Monday 28 November 2016

Setting Design I and the first race



The setting I run is called "the sphere", unlike many space opera settings with hundreds of planets and hundreds of different alien species. I don't do this because I hate aliens or am some boring stick in the mud, rather it's a question of avoiding generic tropes that so many movies fall into, negating some of the "damage" that is introduced by superscience such as FTL drives and similar and to actually make something different.
Instead of Star wars, 40k and other very popular sci-fi franchises that is popular in my circle of players I want to look to some classic sci-fi stories.


Illustration by Michael Whelan, I like the scene and I liked foundation. Now to make a good homage.

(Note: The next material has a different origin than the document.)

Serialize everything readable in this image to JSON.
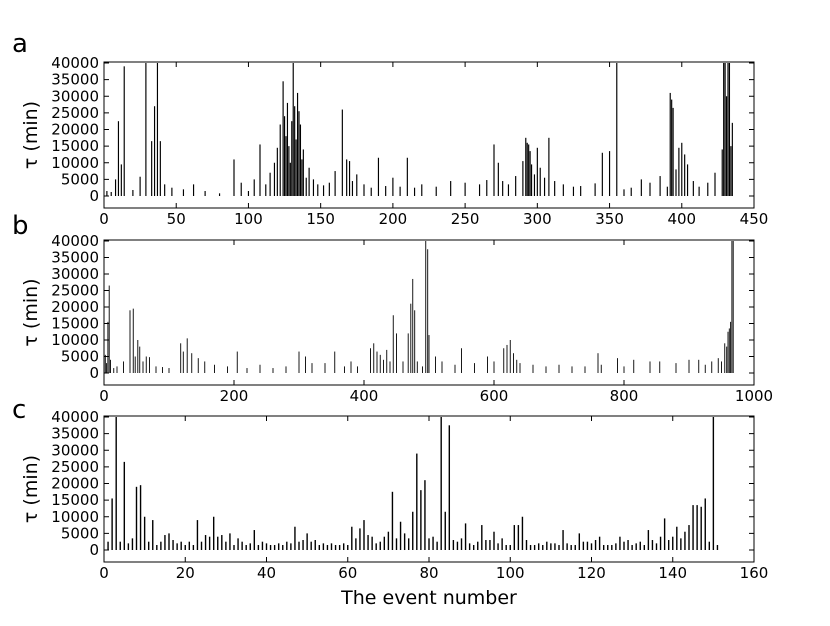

For this I looked first to Isaac Asimov's foundation series, a classic from the 50s.
I loved the fall of Rome narrative that was one of the keys to his story, however I found the notion that humans had colonized the entire galaxy and not seen any signs of life other than human silly. Even with the drake equation and the sheer statistics of the entire galaxy and only Sol 3 developing life. I took notes, I need a variation so it's not just humans.

Second I looked at Larry Niven.
Here I loved his concept of belters, the concept of mankind dividing and part of it living in space. I took notes on this.

Third was Dune.
I loved the idea of Psionics and how FTL was a central central point, again the notion of a decaying empire so far away from our time that we lose all connections to history. Notes were taken.

Looking through my notes I found the concept of a divided humanity interesting. It could provide me some of the things I need for my setting. Wanting limited worlds and a divided humanity? Pantropy! I'd have to limit the abilities of terraforming. Interesting, most settings assume oxygen nitrogen atmospheres are totally normal. Maybe worlds that can be terraformed are rare and terraforming is expensive. I like that, thinking about it even terraforming Mars would take generations and our modern politicians have difficulties thinking beyond the next election cycle. Look at modern climate problems: Politicians cant leverage the short term profits of modern production against long term environmental damage and the costs it will bring.
Now I am cooking with gasoline.

So I want biomodified humans, a limited amount of worlds and harsh environments. Right. This also deals with the problem of no variation: The biomodified panhumans replace aliens in my setting! One problem of the list.
Now I also need to deal with superscience FTL drives. This will decide the scope of my setting and will be quite a trouble... Hmm. I needed to refine the scope. After debating it with one of my buddies, TheCommaBandit I settled on a 50 light year diameter globular cluster.
How do I make this work?
Looking at the fall of Rome scenario from Asimov I decided to roll with the fall of the empire for the whole lost tech part, the FTL and knowledge of it would be lost to the centuries with people only able to copy the drive. Perfect.
Limited worlds? Check.
Limited FTL? Check.

So I have a essentially medieval setting, I have my falling Rome. I need my barbarians, failing administration, ethnic division and stagnating economy.

Here it gets fun. I definitely need my panhumans now, they can provide my barbarians and ethnic tensions.
I decided on an ancient greek-ish elementals: Earth, water, fire and air. Here is my basis.

This would fit very well with not-so terraformed worlds. Now to make my race templates, do note that this is long after the initial process.

I decided to start with water. How do I make my water panhumans? What kind of "alien" do I want from these?


Illustration of the Asari from Mass Effect by Cynderloverforlife. As much as I like space babes there should definently be hair on their heads...
Initially I thought about the trope of the green skinned alien space babe. Most sci-fi settings have these: Star Wars has the Twilek, Mass Effect has the Asari and the Syreen from Star control. I want these, I need these. Especially since my group sees romances and sexual motivations very important for their gaming it's pretty much essential.
Asari here has a special place as they can roll with pretty much any character, male or female hmm... How to get this.

How do I make my human variation essentially bisexual, attractive girls? How do I deal with them not getting old? We don't ever see any wrinkly old Asari, Twileks or Syreen because it doesn't fit the trope... At the same time I need them to be underwater.
The Asari seem to be unaging but... Eh... I'm not sure I want that. There is another way of not getting to be old: Dying before they get to be wrinkly and saggy. Right, its better than the unaging and may even give them character.

So, I came up with the central empire designing humans for certain purposes not caring about ethics, might as make them an "evil" empire if they are gonna fall anyways. The biomodification is of low quality and they dont get to be very old good. Now to adapt them to underwater life and find a way for the biomodification to fail and not having them get very old. I started thinking of vital organs for some reason. Hmm... The reason we can't be underwater is our evolutionary choice of lungs over gills. Well, we are returning to the sea in with this race.
Lungs are replaced with faulty swimming bladder that fails catastrophically at some age, lets make it 50 years. Right, I mean then we can have some nice matur-ish space babes too.
If they were made to rapidly reproduce we'd want a lot more females with only a few males, we even get our reason for bisexual space babes there.
Add some slime to reduce friction and some skin between the fingers and toes, add a spoonful of eyes adapted for underwater and we are done.